Alum Launches Upcycle Firm Reviving Batteries

Binghamton University

When discussing his nearly 20 years spent riding the ups and downs of entrepreneurship, Balki Iyer, MS '00, SD '19, likes to joke that each one of them has been 300 days of agony and 60 days of mediocrity. Then, after all that, five days of euphoria.

"Of course, those five days of euphoria are so wonderful that it's worth going through those 300 days of agony and 60 days of mediocrity," he says.

Iyer has led multiple businesses from conception to exit with the goal to speed up the world's transition to clean energy. His latest venture is Bridge Green Upcycle, which specializes in "Cleaning Up Clean Energy" by extracting critical minerals from batteries and reducing the need for additional mining or carbon emissions.

Iyer came to Binghamton University from India in 1998, graduating with a master's degree in industrial and systems engineering. He was later awarded an honorary Doctor of Science in 2019. Binghamton's leadership in battery research is why he chose to keep Bridge Green Upcycle in upstate New York's "battery valley," which offers a ready ecosystem of technology companies, researchers and workforce talent.

The startup is a member of the Koffman Southern Tier Incubator as well as an active participant in New Energy New York (NENY) programs like the Student Startup Experience, which pairs students to work with clean-energy companies. The NENY coalition, with support from 50 industry partners as well as the National Science Foundation and other funding sources, received federal designation as a Regional Tech Hub for lithium-ion battery production in 2023.

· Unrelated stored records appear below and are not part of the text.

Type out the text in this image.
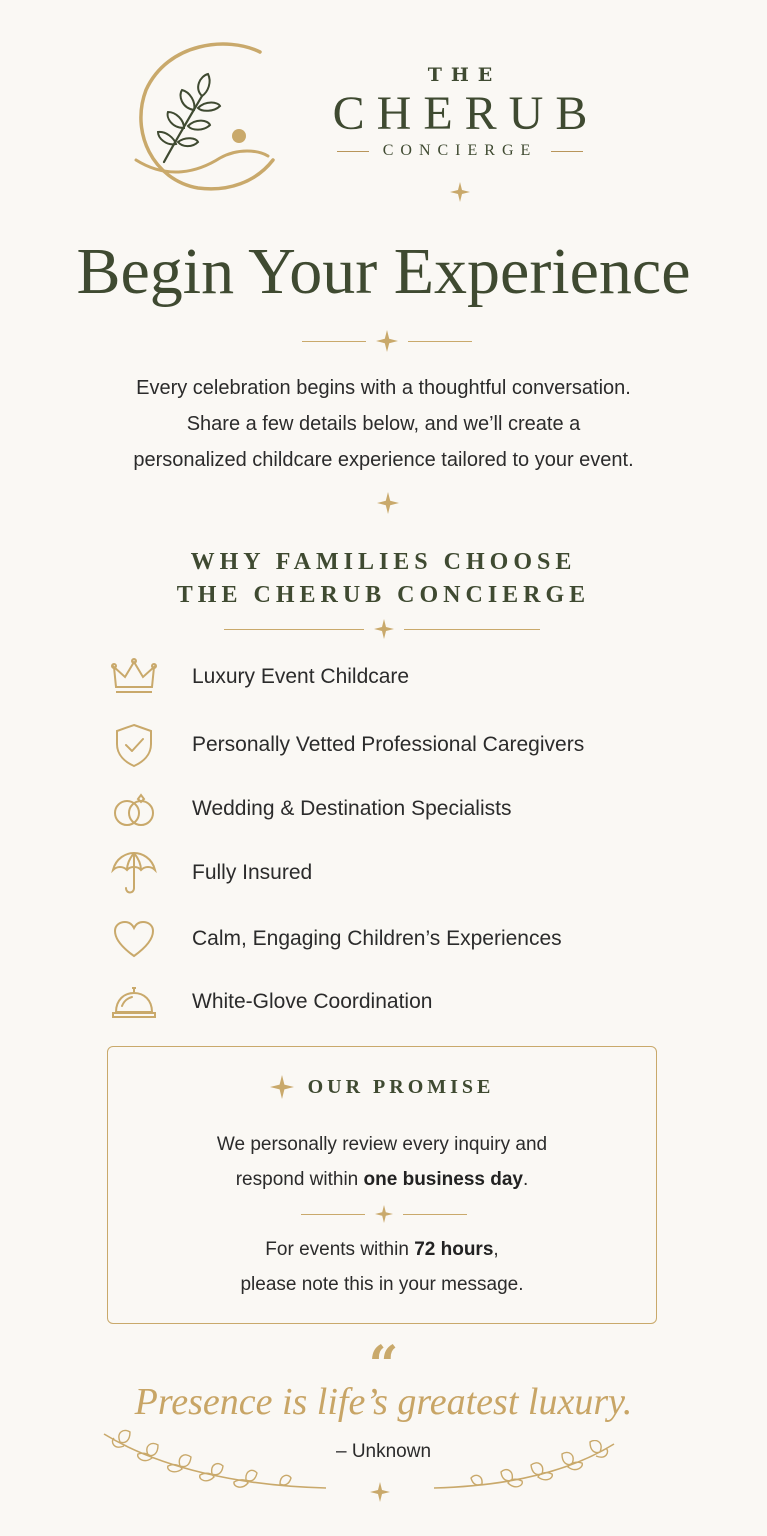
THE
CHERUB
CONCIERGE
Begin Your Experience
Every celebration begins with a thoughtful conversation.
Share a few details below, and we’ll create a
personalized childcare experience tailored to your event.
WHY FAMILIES CHOOSE
THE CHERUB CONCIERGE
Luxury Event Childcare
Personally Vetted Professional Caregivers
Wedding & Destination Specialists
Fully Insured
Calm, Engaging Children’s Experiences
White-Glove Coordination
OUR PROMISE
We personally review every inquiry and
respond within one business day.
For events within 72 hours,
please note this in your message.
“
Presence is life’s greatest luxury.
– Unknown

"I wanted to find a way to give back to the community, be part of the 'Battery Renaissance' and create American green-collar jobs while strengthening the domestic supply chain for critical minerals," he says. "What better place to do it than where I started my journey here in the U.S.?"

With a unique process using artificial intelligence, Bridge Green Upcycle gives end-of-life batteries a second lease. In the company's Infinity Lab, batteries undergo a 24-hour salt bath to fully discharge. Shredders and hammer mills progressively force them into smaller pieces, down to 2 millimeters, before machines resembling ovens and giant steam pots separate any remaining impurities.

The interim product is black powder from which chemical processes extract valuable minerals for batteries and other industrial applications.

Iyer's company is procuring more equipment and feedstock to ramp up production. He also works with three Binghamton faculty members - Distinguished Professor Mark Poliks and Assistant Professor Xiaotu Ma from Watson's School of Systems Science and Industrial Engineering, and Professor Nikolay Dimitrov from Harpur College's Department of Chemistry - to improve the process.

"At Bridge Green, we don't just wish for things," Iyer said on Dec. 5 to commemorate its first lab opening in Endicott, N.Y. "We create them."

Iyer began his career drilling oil for Schlumberger in Europe, moving between regions and markets globally. He later held leadership positions at GE steering the renewable energy transition. Through this experience, he began to see gaps between technology and its implementation.

"Large companies create the best technology," he says, "but what the world needed was to take this great technology and package it into a solution that you can offer in practical, bite-sized pieces."

His answer was entrepreneurship. When he crunched the numbers in 2010, Iyer determined he could make the greatest impact in India, where the lack of access even to fossil fuels heightened the demand for clean energy. Finding success was a skin-thickening and humbling process.

"Most of the time you're staring into the abyss, with a lot of uncertainty, setbacks, rejections," Iyer says. "The only thing that keeps you going is your own personal conviction, self-motivation and passion."

Throughout his time as a business leader in India and the U.S., Iyer has built everything from wind to solar to battery projects. However, that revealed another gap: Few companies considered what would happen when these projects ended.

Even with the ballooning supply of lithium-ion batteries cutting down on fossil-fuel usage, manufacturing new materials requires critical minerals, whose mining processes are resource-depleting, carbon-heavy and often in conflicted regions.

To Iyer, the question of achieving clean energy is also a personal one, having lost his father to a power failure in his home country. But the answer, he says, must solve the problem without creating a new one. Bridge Green Upcycle's mission addresses that global challenge by helping complete the full circle.

"It's not enough to build renewable projects and equipment," Iyer says. "It's even more important to make sure that these resources are returned appropriately or upcycled in the right way."

If Iyer's greatest passion is to foster a circular economy of clean energy, he similarly returns the favor at his alma mater, recruiting Binghamton students to intern at his company and offering them jobs once they graduate.

"When you reach your floor," he says, "you've just got to send the elevator back."